Breastfeeding and what it means to be a good mother

This month’s issue of the journal Health, Risk & Society includes an article on the moralizing discourse used to promote breastfeeding, Contextualising risk, constructing choice: Breastfeeding and good mothering in risk society. Stephanie Knaak, a sociologist, claims that breastfeeding promotion in first world countries is about much more than what an infant eats.

… this discourse is not a benign communique about the relative benefits of breastfeeding, but an ideologically infused, moral discourse about what it means to be a ‘good mother’ in an advanced capitalist society.

Knaak starts by noting that “risk management” has become a major feature of contemporary mothering.

As one of the primary concerns of modern post-industrial societies, we are becoming increasingly concerned with understanding, calculating, communicating, managing, and otherwise minimising or eliminating myriad risks associated with everyday life. So it is for the arena of parenting and motherhood. Indeed, it is argued that the role of motherhood in contemporary society is being redesigned in such a way that mothers are being increasingly positioned as veritable ‘risk managers’.

Within this ideology, mothers are seen as having a moral and social responsibility
to be risk conscious…

It makes sense that mothers would be encouraged to minimize risks to their children, but the attention given to various risks appears to have no relationship to their magnitude. As Knaak explains:

Risk, however, is socially and ideologically mediated… Indeed, ‘risk consciousness’ and associated decision-making is often related more to the emotive consequences and meanings attached to certain identified risks than to any rational calculation of probability …

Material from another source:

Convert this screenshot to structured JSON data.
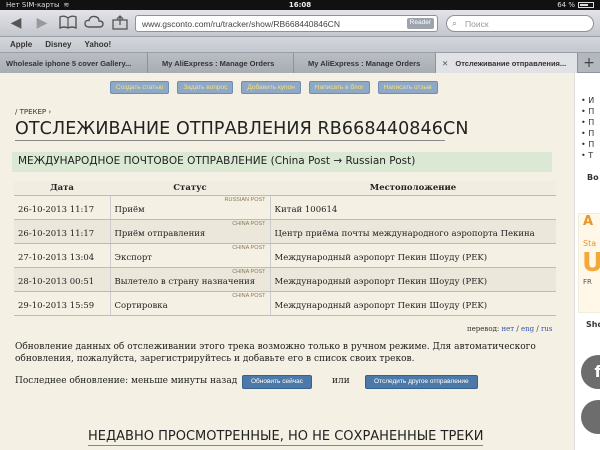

The efforts to encourage breastfeeding represent a perfect example. Breastfeeding has real health benefits, but those benefits are small. Yet breastfeeding promotion has taken on moralizing tone typically associated with grave threats to children’s health:

…[T]oday’s dominant infant feeding discourse functions more as a vehicle of persuasion than as a vehicle of education, characterised by informational biases, moral overtones, and a restrictive construction of choice. Attention has also been given to the increasingly hegemonic and homogeneous character of pro-breastfeeding discourse, where alternative choices about infant feeding tend to be interpreted as acts of moral deviance rather than counter-discourses or acts of resistance…

Since the benefits of breastfeeding are small, it is really no one else’s concern what method of infant feeding an individual mother chooses. But women cannot keep themselves from criticizing other women’s choices and they rationalize this by a conception of public health that is growing ever more intrusive:

The increasing moralisation of public health is another part of what lends power to this feature of contemporary breastfeeding discourse. Namely, the tendency in public health discourse to increasingly frame personal health choices/practices as issues of social and moral responsibility makes breastfeeding much more than just a personal decision. Within this kind of discursive environment, breastfeeding becomes part of how good (i.e. socially responsible, moral) motherhood is defined.

Knaak draws from interviews with new mothers to describe how this moralizing works:

… [M]any of the mothers viewed commercial infant formula not only as nutritionally less superior, but in specifically negative terms. In as much as the larger discourse acknowledges both breastfeeding and formula feeding as ‘acceptable’ choices, there is an ever-increasing discursive gap between these two options; namely, that breastfeeding has become more and more idealised, and formula feeding ever more devalued.

Breastfeeding advocates have gone far beyond simple attempts to educated women about the benefits of breastfeeding. They have explicitly framed one feeding choice as “good” and another as “bad.” And they imply that only those women who make “good” choices can be good mothers.

… [T]his association of breastfeeding with ‘good mothering’ and formula feeding with ‘not so good mothering’ has been argued to be a key characteristic of today’s dominant infant feeding discourse. In large part, this can be attributed to the fact that pro-breastfeeding discourse is organised and mediated by: (a) a moralising public health ideology; and (b) the ‘ideology of intensive mothering’, today’s dominant parenting ideology.

Breastfeeding advocates disingenuously claim that they are merely trying to convey the facts about infant feeding methods. In reality they are attempting to promote one particular ideology of mothering and to shame women who refuse to conform.